Employers want to stay current with the newest technologies out there, and the HR Systems Survey from consulting firm CedarCrestone reveals what the hottest HR tech tools are. We spoke with the brains behind the survey, Lexy Martin, vice president of research and analytics at CedarCrestone, to get an insider look at what the results reveal about the future of HR tech. Here, Martin shares the importance of integration and giving employees and managers direct access to online services.
What are some important trends you noticed from the survey?
The trends that we saw this year are the major adoption of SaaS (software as a service) cloud solutions and that while talent management is already in the cloud, the core system of records in more organizations is being moved to the cloud. Innovative technologies like social, mobile and analytics are being adopted very rapidly, but from a very small base. Yet those are the areas that organizations get the greatest value.

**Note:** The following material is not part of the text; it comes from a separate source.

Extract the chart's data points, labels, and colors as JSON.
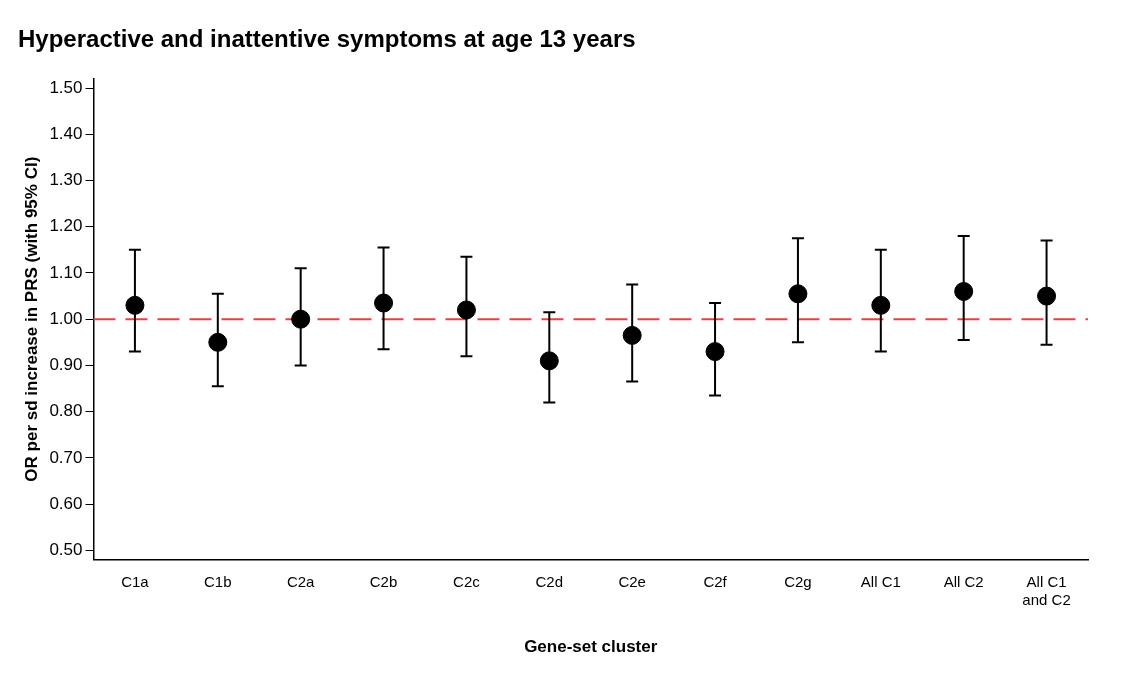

Another key trend is integration. What our data shows is that it’s the unified solutions that give customers real integration. Integration is at such nascent adoption at this point, and even if an organization has a great solution, they’re not using it yet.

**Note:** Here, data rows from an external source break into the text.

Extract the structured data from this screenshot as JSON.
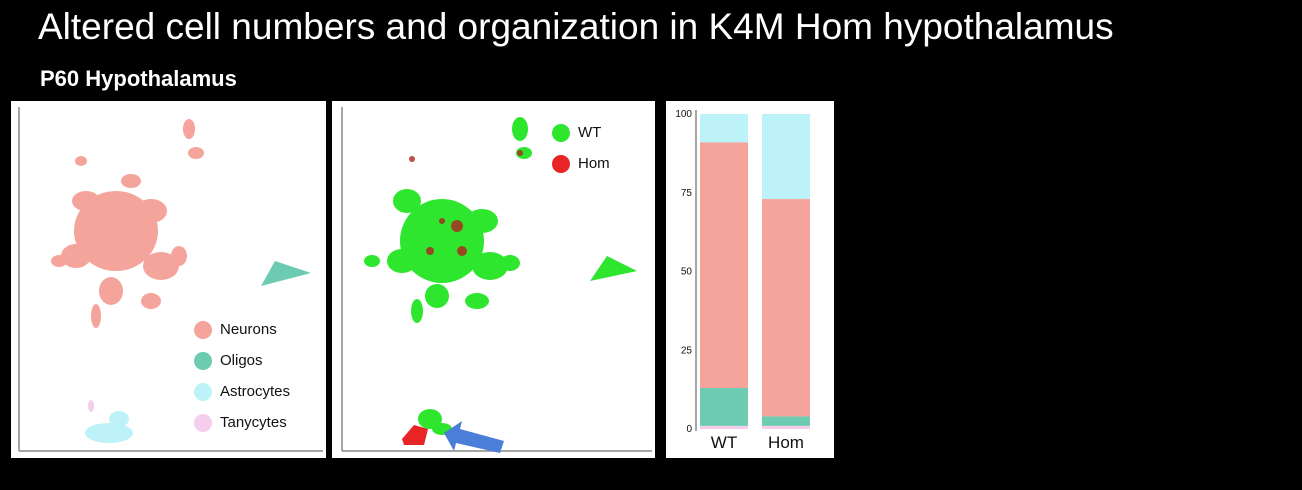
{
  "slide": {
    "title": "Altered cell numbers and organization in K4M Hom hypothalamus",
    "subtitle": "P60 Hypothalamus"
  },
  "legend_celltypes": [
    {
      "label": "Neurons",
      "color": "#f4a49b"
    },
    {
      "label": "Oligos",
      "color": "#6ccbb1"
    },
    {
      "label": "Astrocytes",
      "color": "#bdf3f8"
    },
    {
      "label": "Tanycytes",
      "color": "#f7cdee"
    }
  ],
  "legend_genotype": [
    {
      "label": "WT",
      "color": "#2ee62e"
    },
    {
      "label": "Hom",
      "color": "#e82424"
    }
  ],
  "chart_data": {
    "type": "bar",
    "stacked": true,
    "categories": [
      "WT",
      "Hom"
    ],
    "yticks": [
      "0",
      "25",
      "50",
      "75",
      "100"
    ],
    "ylim": [
      0,
      100
    ],
    "series": [
      {
        "color": "#f7cdee",
        "values": [
          1,
          1
        ]
      },
      {
        "color": "#6ccbb1",
        "values": [
          12,
          3
        ]
      },
      {
        "color": "#f4a49b",
        "values": [
          78,
          69
        ]
      },
      {
        "color": "#bdf3f8",
        "values": [
          9,
          27
        ]
      }
    ]
  },
  "colors": {
    "neurons": "#f4a49b",
    "oligos": "#6ccbb1",
    "astrocytes": "#bdf3f8",
    "tanycytes": "#f7cdee",
    "wt": "#2ee62e",
    "hom": "#e82424",
    "arrow": "#4a7ed8"
  }
}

What results from the survey were most surprising to you?
Adoption of so much of the technology that we track is really still not very far along in many cases. I look at employee direct access or manager direct access to services, and you’d think that by this time 100 percent of all employees at the size of organization that we sell to would have automation, but they don’t. In some ways I’m shocked by that.
What is hindering employees from having automation and direct access?
The technology itself that’s in place at many organizations isn’t very good, so that’s a hindrance. The makeup of the workforce itself is a hindrance. Not all of us grew up with technology, so we have part of the workforce that will resist it until they retire. I also think organizations don’t do a very good job of implementing technology and making it clear to all employees what the value of the technology is.
Do you think it’s the responsibility of vendors or companies to encourage integration?
I think it’s two-pronged. Vendors need to help organizations understand why you want to integrate between the performance review and your learning management solution. On the other hand, there’s something that goes on at large organizations that mitigates against integration. The functional heads of recruiting or learning don’t collaborate with each other. They don’t have the knowledge of why they should be integrating. Management needs to encourage those people to collaborate with one another.
What’s a key takeaway from the survey?
Put the intelligence into the hands of managers. Of all the areas of HR technology that we track, organizations that have been able to do that get the greatest value out of their technology. There are so many value propositions for that. Organizations achieve competitive advantage, improve revenue per employee, we see all the great financial outcomes that an organization wants to see.